The Corner

Regulatory Policy

Lina Khan Just Got a Lot More Powerful

FTC Commissioner nominee Lina M. Khan testifies during a Senate Commerce, Science, and Transportation Committee hearing on Capitol Hill in Washington, D.C., April 21, 2021. (Graeme Jennings/Pool via Reuters)

Lina Khan has made waves at the Federal Trade Commission for her aggressive moves on antitrust policies. Capitalizing on the bipartisan trustbusting trend, Khan is pushing a radical agenda that few before her even tried. In a series of 3–2 votes along party lines, Democratic appointees led by Khan have gutted a number of long-standing regulatory rules at the FTC that limited its power. In response, the Wall Street Journal editorial board has alerted conservatives to the threat Khan poses to ordinary businesses.

Khan rose to prominence for her critique of traditional methods of measuring monopolistic power. Specifically, she argued that Amazon presented an antitrust paradox that needed to be rectified through more aggressive regulatory action. The Wall Street Journal editorial board warns that Khan’s efforts are not confined to Big Tech companies, though. They write

The agency eliminated the long-standing role of the agency’s chief administrative law judge in presiding over fact-finding and rule-making. Now Ms. Khan, or someone of her choosing, will preside. The Democrats also killed the requirement that the FTC staff get a majority vote of the commission to start an investigation. Now only a single commissioner can sign off. Subpoenas can also fly at Ms. Khan’s discretion.

The Journal continues, 

This is a sure signal that the three Democrats are planning to dump the consumer-welfare standard for antitrust that has prevailed for decades. Instead the agency will replace it with some new standard it hasn’t specified. Also on the chopping block is the “rule of reason” the Supreme Court has applied to antitrust law for more than a century.

Striking down the “rule of reason” as a test would be a massive change in antitrust policy. The “rule of reason” test is the most rigorous level of scrutiny in the courts and is the test most antitrust cases fall under. Business conduct that is not illegal per se (which covers the most obvious forms of monopolistic practices, such as cartel price-fixing) falls under this level of scrutiny. 
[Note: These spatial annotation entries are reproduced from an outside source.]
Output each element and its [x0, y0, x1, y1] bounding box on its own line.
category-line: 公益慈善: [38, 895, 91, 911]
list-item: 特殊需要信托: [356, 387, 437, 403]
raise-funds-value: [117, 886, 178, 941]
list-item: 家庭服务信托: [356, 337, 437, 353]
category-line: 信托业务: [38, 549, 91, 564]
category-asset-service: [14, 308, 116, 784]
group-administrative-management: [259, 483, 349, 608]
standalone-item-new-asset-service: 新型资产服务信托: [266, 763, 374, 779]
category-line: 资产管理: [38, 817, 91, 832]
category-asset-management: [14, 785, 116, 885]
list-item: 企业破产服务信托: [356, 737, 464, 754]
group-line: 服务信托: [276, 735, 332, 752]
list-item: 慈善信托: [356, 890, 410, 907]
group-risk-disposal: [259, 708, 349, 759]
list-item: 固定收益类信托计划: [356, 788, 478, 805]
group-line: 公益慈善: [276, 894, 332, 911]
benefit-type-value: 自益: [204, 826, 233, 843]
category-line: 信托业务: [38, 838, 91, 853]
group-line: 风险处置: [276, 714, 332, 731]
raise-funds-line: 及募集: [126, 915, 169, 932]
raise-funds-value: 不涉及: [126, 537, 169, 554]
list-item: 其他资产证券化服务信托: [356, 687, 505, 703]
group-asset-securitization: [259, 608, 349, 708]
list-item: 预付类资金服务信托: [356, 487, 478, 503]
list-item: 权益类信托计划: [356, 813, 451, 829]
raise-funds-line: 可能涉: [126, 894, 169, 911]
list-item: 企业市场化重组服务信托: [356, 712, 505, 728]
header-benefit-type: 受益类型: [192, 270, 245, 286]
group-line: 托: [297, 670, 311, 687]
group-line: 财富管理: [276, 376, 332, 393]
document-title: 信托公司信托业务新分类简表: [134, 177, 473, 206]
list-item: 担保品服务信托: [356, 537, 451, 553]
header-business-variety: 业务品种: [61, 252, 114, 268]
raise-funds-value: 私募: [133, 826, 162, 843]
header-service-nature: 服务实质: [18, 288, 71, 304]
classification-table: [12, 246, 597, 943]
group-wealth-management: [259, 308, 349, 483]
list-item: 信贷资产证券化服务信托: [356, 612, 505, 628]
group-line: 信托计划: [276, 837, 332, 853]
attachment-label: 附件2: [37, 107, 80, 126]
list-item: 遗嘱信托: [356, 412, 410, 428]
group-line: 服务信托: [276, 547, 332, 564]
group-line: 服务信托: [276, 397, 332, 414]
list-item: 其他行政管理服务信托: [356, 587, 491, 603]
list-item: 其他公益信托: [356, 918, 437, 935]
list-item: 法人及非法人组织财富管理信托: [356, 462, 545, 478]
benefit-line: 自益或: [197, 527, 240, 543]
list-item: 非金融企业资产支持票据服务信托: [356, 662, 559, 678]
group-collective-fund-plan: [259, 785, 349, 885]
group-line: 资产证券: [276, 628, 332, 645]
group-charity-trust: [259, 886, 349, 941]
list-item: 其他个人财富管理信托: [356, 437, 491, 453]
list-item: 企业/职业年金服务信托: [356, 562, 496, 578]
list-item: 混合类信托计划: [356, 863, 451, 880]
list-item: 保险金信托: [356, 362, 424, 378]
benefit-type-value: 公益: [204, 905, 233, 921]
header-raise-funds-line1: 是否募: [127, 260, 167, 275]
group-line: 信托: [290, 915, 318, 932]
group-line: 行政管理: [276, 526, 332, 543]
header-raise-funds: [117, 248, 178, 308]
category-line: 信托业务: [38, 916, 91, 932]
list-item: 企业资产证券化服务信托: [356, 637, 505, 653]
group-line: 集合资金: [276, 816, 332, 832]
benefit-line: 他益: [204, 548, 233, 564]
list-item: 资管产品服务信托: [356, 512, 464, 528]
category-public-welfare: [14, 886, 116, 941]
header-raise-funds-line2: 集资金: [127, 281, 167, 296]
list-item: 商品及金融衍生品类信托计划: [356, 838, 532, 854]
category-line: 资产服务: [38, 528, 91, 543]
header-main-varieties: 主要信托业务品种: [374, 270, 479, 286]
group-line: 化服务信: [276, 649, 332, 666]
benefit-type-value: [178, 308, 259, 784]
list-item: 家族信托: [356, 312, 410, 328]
In a “rule of reason” analysis, potential anticompetitive behavior is analyzed for its effect on consumers within a larger context. Courts are tasked with figuring out the net benefit or harm of an allegedly anticompetitive contract. Factors such as market size, geography, and relative power play a role in a “rule of reason” test. 

The main idea of the test is to figure out if a contract unreasonably restricts trade. However, it seems that Khan may be looking to use the “Quick Look” test more often, which would truncate the FTC’s economic analysis and allow for more ideological results. As the Wall Street Journal points out, moving beyond the “rule of reason” standard would greatly expand the regulatory powers of the FTC. 

These Republicans may be under the illusion that Ms. Khan has only Big Tech in her sights. But the new powers she is claiming will give her authority to shoot at business in all directions. The FTC is supposed to be mainly an enforcement agency that polices bad practices, but Ms. Khan and her fellow Democratic commissioners want to expand its regulatory powers as well.

Regulatory action often ends up hurting ordinary businesses unintentionally. In this case, though, the FTC’s message is clear: American companies will not be given deference. If Khan decides to expand and use the FTC’s newfound powers, consumers, employees, and employers will all be worse off because of it.